How do internet giants enter the blockchain world? They speak its language — and change their models.
Consider Microsoft, which manages one billion identities across services ranging from Active Directory and Skype to LinkedIn. But when Ankur Patel, lead principal program manager for Microsoft’s identity division, spoke during the Consensus 2018 conference in New York, he didn’t tout those services. Instead, he talked about how the growing array of personal data available on the internet “doesn’t belong to me. It belongs to all these apps and services. The result is an endless breach of my personal identity.”
On Tuesday, Patel demonstrated Microsoft’s proof-of-concept of a decentralized identity solution that could ultimately allow every user to “own their identity” while working with “the existing world” of services, including Microsoft’s own.
“There’s a huge amount of old legacy technology and infrastructure holding markets back from being freer and enabling people to participate,” says Square’s Dorsey.
Along with ensuring privacy, decentralized identity services could provide businesses an independent source of information about employees’ credentials, including education and training.
“Individuals want privacy protection. Companies want independent proof for audit” of skills, Patel said.
Microsoft also is committing to open standards. “If we’re going to claim that we’re designing a standard for you, we can’t do it behind closed doors,” Patel said.
Acknowledging that today’s privacy concerns don’t reflect the challenges of the “more than one billion people for whom these problems are first-world luxuries,” Microsoft has announced an identity program for displaced people, including refugees, as part of a goal to “empower everyone, not just the two billion people on the internet” today, he added.

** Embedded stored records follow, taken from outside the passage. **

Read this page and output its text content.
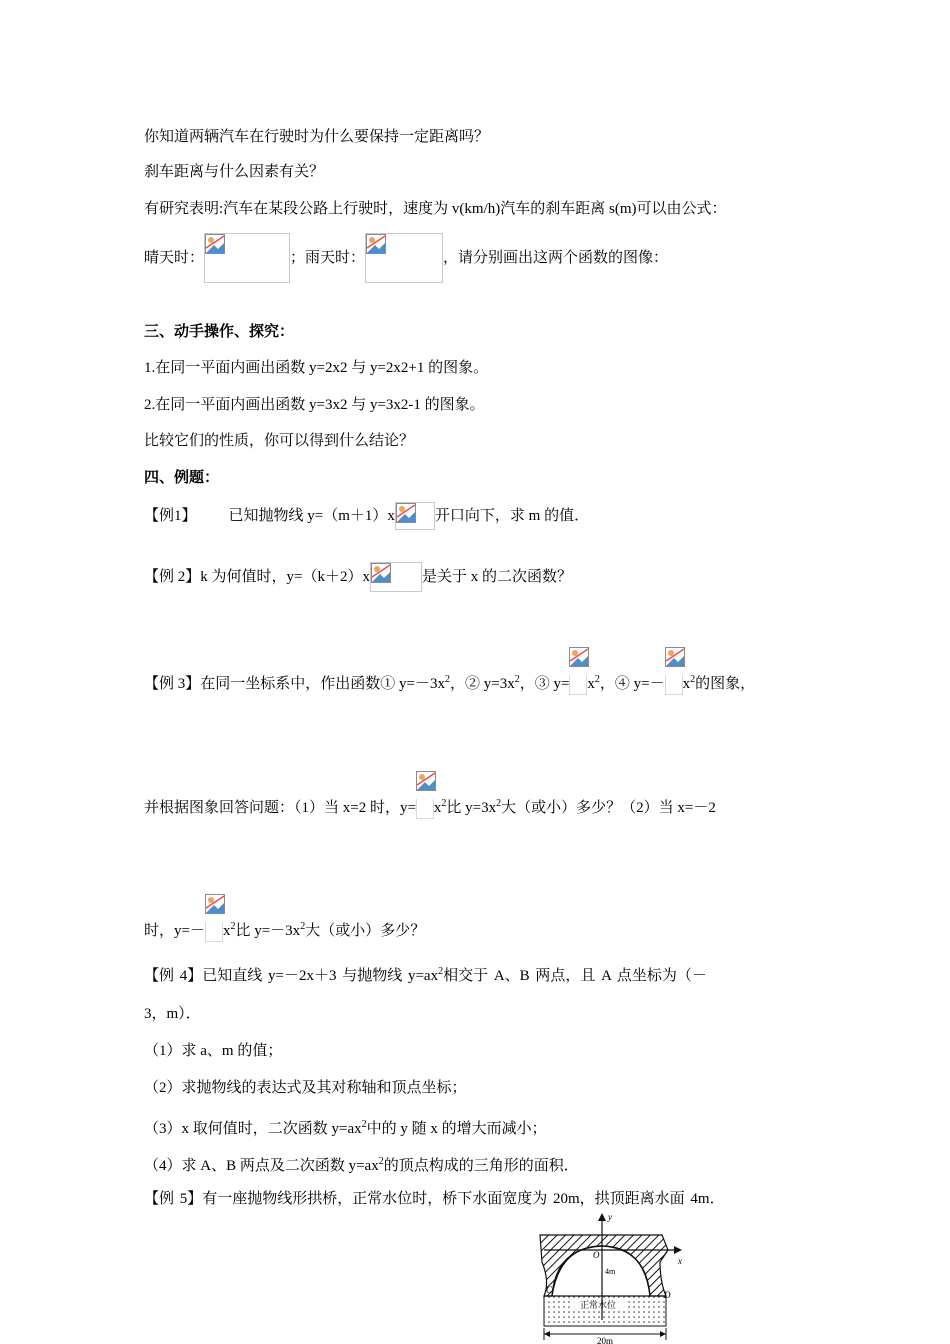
你知道两辆汽车在行驶时为什么要保持一定距离吗？
刹车距离与什么因素有关？
有研究表明:汽车在某段公路上行驶时，速度为 v(km/h)汽车的刹车距离 s(m)可以由公式：
晴天时：	；雨天时：	，请分别画出这两个函数的图像：
三、动手操作、探究：
1.在同一平面内画出函数 y=2x2 与 y=2x2+1 的图象。
2.在同一平面内画出函数 y=3x2 与 y=3x2-1 的图象。
比较它们的性质，你可以得到什么结论？
四、例题：
【例1】 已知抛物线 y=（m＋1）x	开口向下，求 m 的值．
【例 2】k 为何值时，y=（k＋2）x	是关于 x 的二次函数？
【例 3】在同一坐标系中，作出函数① $y=-3x^2$，② $y=3x^2$，③ $y= x^2$，④ $y=- x^2$的图象，
并根据图象回答问题：（1）当 x=2 时，$y= x^2$比 $y=3x^2$大（或小）多少？（2）当 x=－2
时，$y=- x^2$比 $y=-3x^2$大（或小）多少？
【例 4】已知直线 y=－2x＋3 与抛物线 $y=ax^2$相交于 A、B 两点，且 A 点坐标为（－
3，m）．
（1）求 a、m 的值；
（2）求抛物线的表达式及其对称轴和顶点坐标；
（3）x 取何值时，二次函数 $y=ax^2$中的 y 随 x 的增大而减小；
（4）求 A、B 两点及二次函数 $y=ax^2$的顶点构成的三角形的面积．
【例 5】有一座抛物线形拱桥，正常水位时，桥下水面宽度为 20m，拱顶距离水面 4m．
正常水位
y
x
O
4m
C	D
20m
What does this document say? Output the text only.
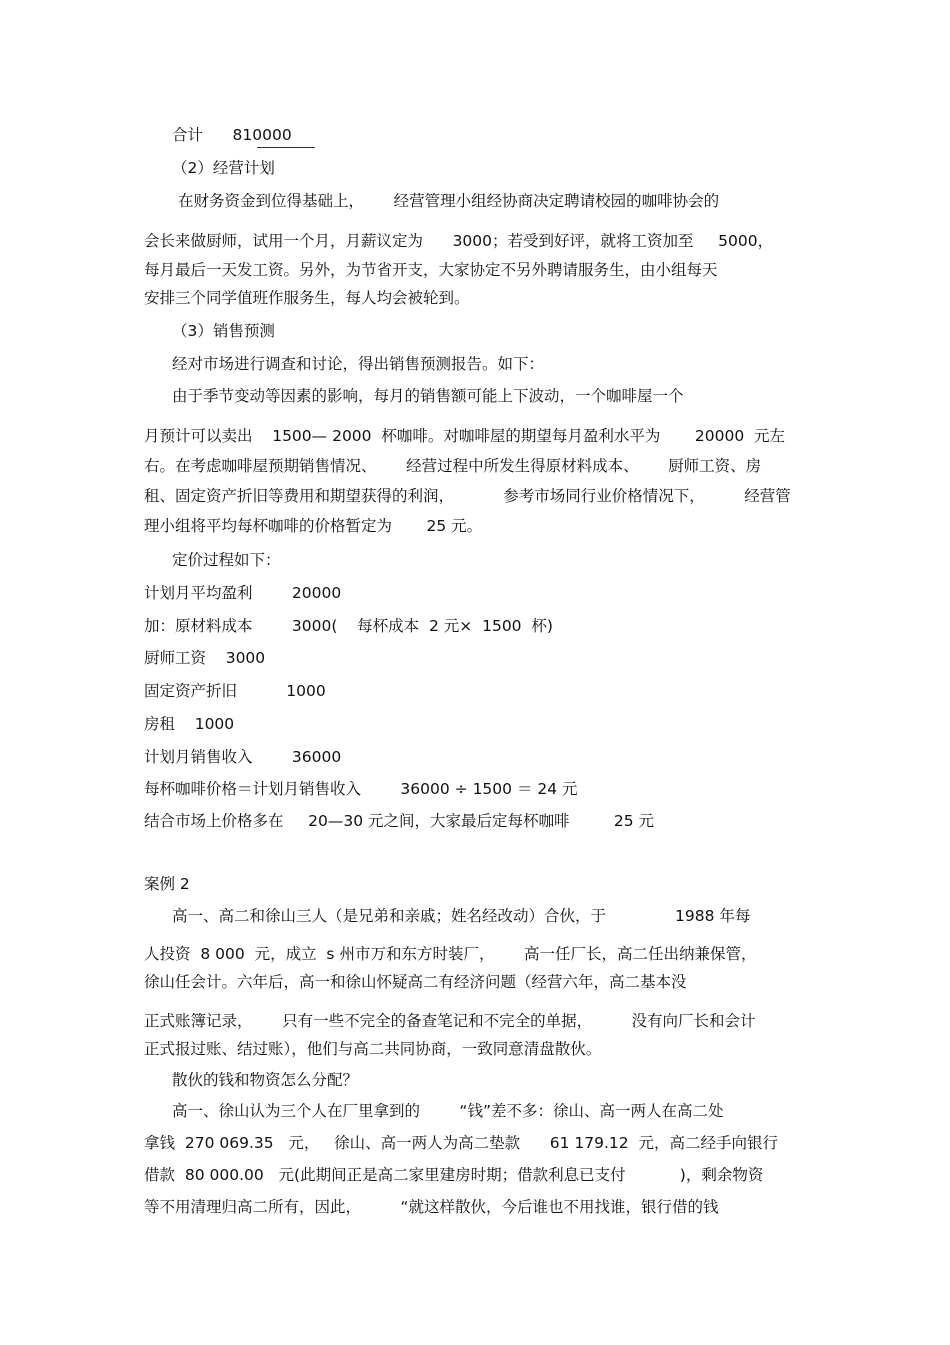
合计      810000
（2）经营计划
在财务资金到位得基础上，      经营管理小组经协商决定聘请校园的咖啡协会的
会长来做厨师，试用一个月，月薪议定为      3000；若受到好评，就将工资加至     5000，
每月最后一天发工资。另外，为节省开支，大家协定不另外聘请服务生，由小组每天
安排三个同学值班作服务生，每人均会被轮到。
（3）销售预测
经对市场进行调查和讨论，得出销售预测报告。如下：
由于季节变动等因素的影响，每月的销售额可能上下波动，一个咖啡屋一个
月预计可以卖出    1500— 2000  杯咖啡。对咖啡屋的期望每月盈利水平为       20000  元左
右。在考虑咖啡屋预期销售情况、      经营过程中所发生得原材料成本、      厨师工资、房
租、固定资产折旧等费用和期望获得的利润，          参考市场同行业价格情况下，        经营管
理小组将平均每杯咖啡的价格暂定为       25 元。
定价过程如下：
计划月平均盈利        20000
加：原材料成本        3000(    每杯成本  2 元×  1500  杯)
厨师工资    3000
固定资产折旧          1000
房租    1000
计划月销售收入        36000
每杯咖啡价格＝计划月销售收入        36000 ÷ 1500 ＝ 24 元
结合市场上价格多在     20—30 元之间，大家最后定每杯咖啡         25 元
案例 2
高一、高二和徐山三人（是兄弟和亲戚；姓名经改动）合伙，于              1988 年每
人投资  8 000  元，成立  s 州市万和东方时装厂，      高一任厂长，高二任出纳兼保管，
徐山任会计。六年后，高一和徐山怀疑高二有经济问题（经营六年，高二基本没
正式账簿记录，      只有一些不完全的备查笔记和不完全的单据，        没有向厂长和会计
正式报过账、结过账），他们与高二共同协商，一致同意清盘散伙。
散伙的钱和物资怎么分配？
高一、徐山认为三个人在厂里拿到的        “钱”差不多：徐山、高一两人在高二处
拿钱  270 069.35   元，   徐山、高一两人为高二垫款      61 179.12  元，高二经手向银行
借款  80 000.00   元(此期间正是高二家里建房时期；借款利息已支付           )，剩余物资
等不用清理归高二所有，因此，        “就这样散伙，今后谁也不用找谁，银行借的钱
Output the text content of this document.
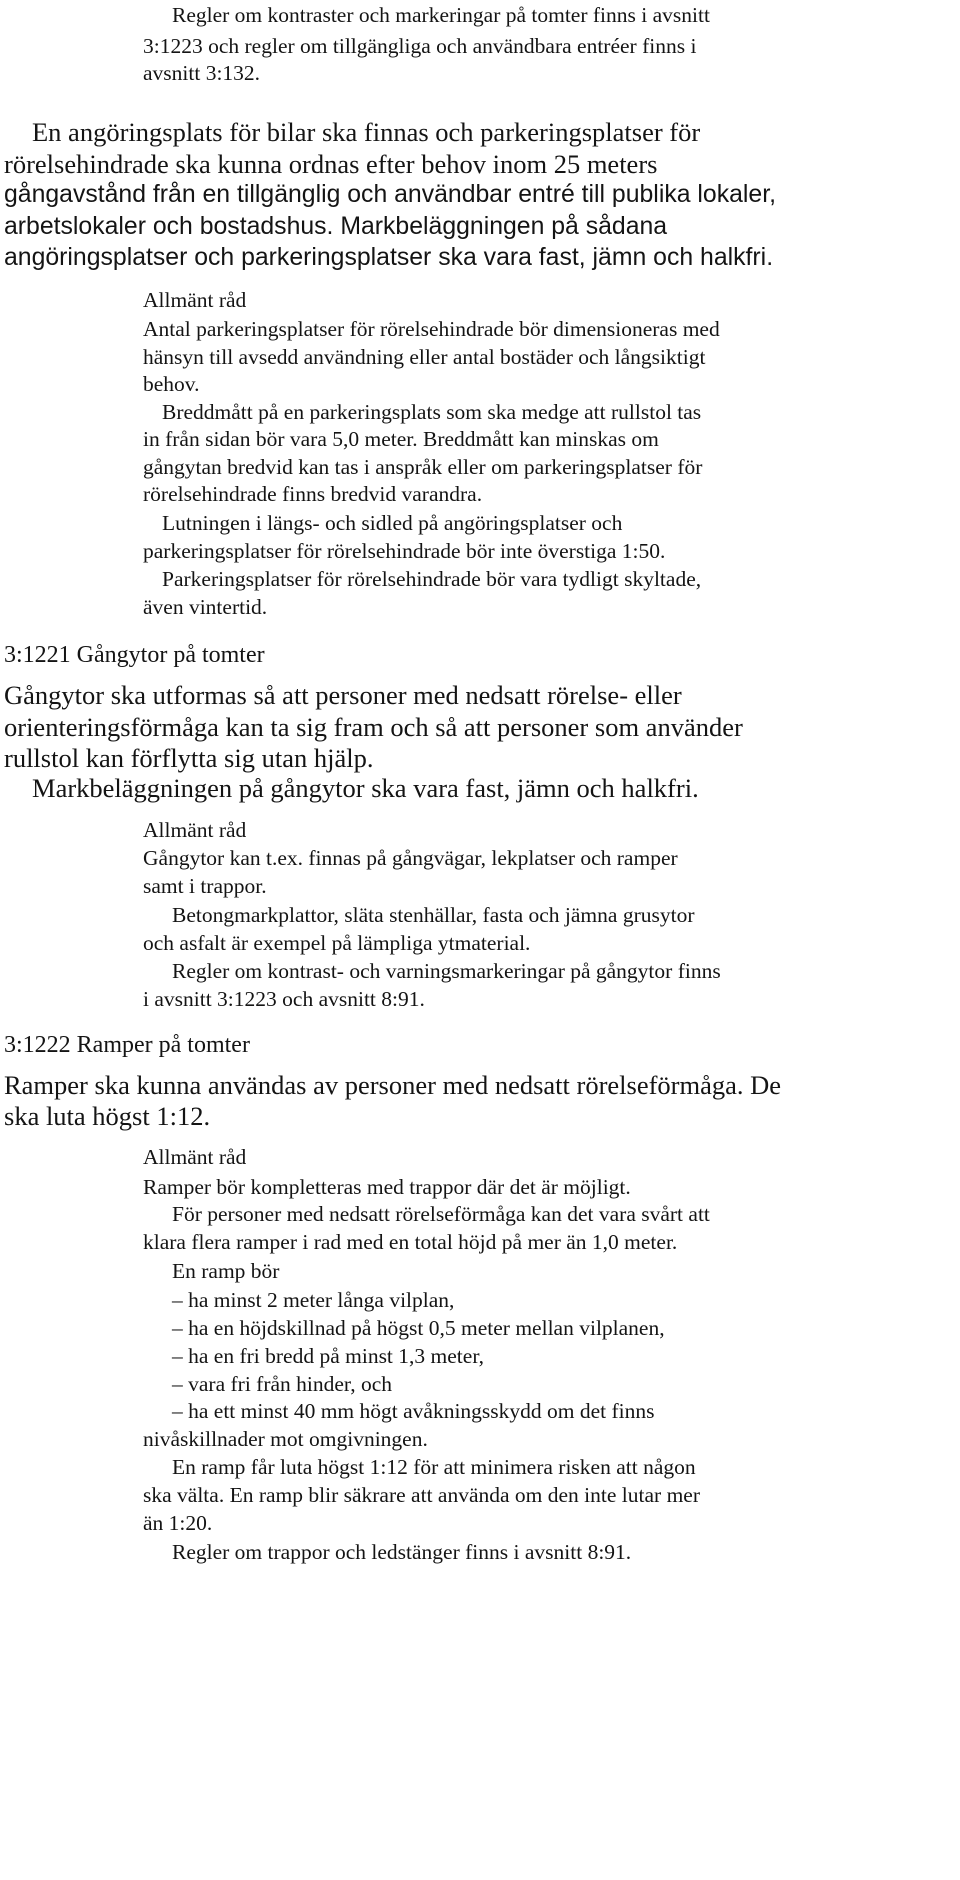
Regler om kontraster och markeringar på tomter finns i avsnitt
3:1223 och regler om tillgängliga och användbara entréer finns i
avsnitt 3:132.
En angöringsplats för bilar ska finnas och parkeringsplatser för
rörelsehindrade ska kunna ordnas efter behov inom 25 meters
gångavstånd från en tillgänglig och användbar entré till publika lokaler,
arbetslokaler och bostadshus. Markbeläggningen på sådana
angöringsplatser och parkeringsplatser ska vara fast, jämn och halkfri.
Allmänt råd
Antal parkeringsplatser för rörelsehindrade bör dimensioneras med
hänsyn till avsedd användning eller antal bostäder och långsiktigt
behov.
Breddmått på en parkeringsplats som ska medge att rullstol tas
in från sidan bör vara 5,0 meter. Breddmått kan minskas om
gångytan bredvid kan tas i anspråk eller om parkeringsplatser för
rörelsehindrade finns bredvid varandra.
Lutningen i längs- och sidled på angöringsplatser och
parkeringsplatser för rörelsehindrade bör inte överstiga 1:50.
Parkeringsplatser för rörelsehindrade bör vara tydligt skyltade,
även vintertid.
3:1221 Gångytor på tomter
Gångytor ska utformas så att personer med nedsatt rörelse- eller
orienteringsförmåga kan ta sig fram och så att personer som använder
rullstol kan förflytta sig utan hjälp.
Markbeläggningen på gångytor ska vara fast, jämn och halkfri.
Allmänt råd
Gångytor kan t.ex. finnas på gångvägar, lekplatser och ramper
samt i trappor.
Betongmarkplattor, släta stenhällar, fasta och jämna grusytor
och asfalt är exempel på lämpliga ytmaterial.
Regler om kontrast- och varningsmarkeringar på gångytor finns
i avsnitt 3:1223 och avsnitt 8:91.
3:1222 Ramper på tomter
Ramper ska kunna användas av personer med nedsatt rörelseförmåga. De
ska luta högst 1:12.
Allmänt råd
Ramper bör kompletteras med trappor där det är möjligt.
För personer med nedsatt rörelseförmåga kan det vara svårt att
klara flera ramper i rad med en total höjd på mer än 1,0 meter.
En ramp bör
– ha minst 2 meter långa vilplan,
– ha en höjdskillnad på högst 0,5 meter mellan vilplanen,
– ha en fri bredd på minst 1,3 meter,
– vara fri från hinder, och
– ha ett minst 40 mm högt avåkningsskydd om det finns
nivåskillnader mot omgivningen.
En ramp får luta högst 1:12 för att minimera risken att någon
ska välta. En ramp blir säkrare att använda om den inte lutar mer
än 1:20.
Regler om trappor och ledstänger finns i avsnitt 8:91.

This idea appears to be an emerging ethos — and a business opportunity — for even the largest developers. When IBM discussed its own blockchain initiatives in the context of “social good,” it focused on the underserved.
“Forty percent of the world’s population is unbanked,” said Bridget van Kralingen, an IBM senior vice president. “The fastest way to get them out of poverty is to help them start a business.” To that end, IBM created an end-to-end microfinance operation in Kenya, where 220 microloans have been issued and administered using the technology.
For peer-to-peer payment provider Square, the emphasis also has shifted to embrace the “unbanked” worldwide. Co-founder Jack Dorsey said this wasn’t the initial goal, “but something we want to lean into.”
“We want to push more access [by] building more simple tools to pull more people into the economy,” he said. “There’s a huge amount of old legacy technology and infrastructure holding markets back from being freer and enabling people to participate.”
In similar fashion, when ConsenSys announced Kaledio, its enterprise software-as-a-service product, the big news was that it is immediately available on the Amazon Web Service (AWS) platform. But company officials used as an illustration of its potential its work with Union Bank in the Philippines, which plans to use the technology to serve the 35 million unbanked Filipinos, many of whom live on less than $2 a day.
Also, Nokia executives used the example of farmers selling their data instead of having data aggregated by others for profit to describe their participation in an online content marketplace launched by Streamr on Wednesday.
Other developers are focusing on frameworks to help ensure their own projects and crypto assets will be operable with others around the world.
When Circle announced its new dollar-backed stablecoin on Tuesday, it released an interoperable global framework called Centre to allow others to create stablecoins of their own, particularly in Asia where demand is high.
“It’s really critical that infrastructure like this is globalized from day one,” says CEO Jeremy Allaire.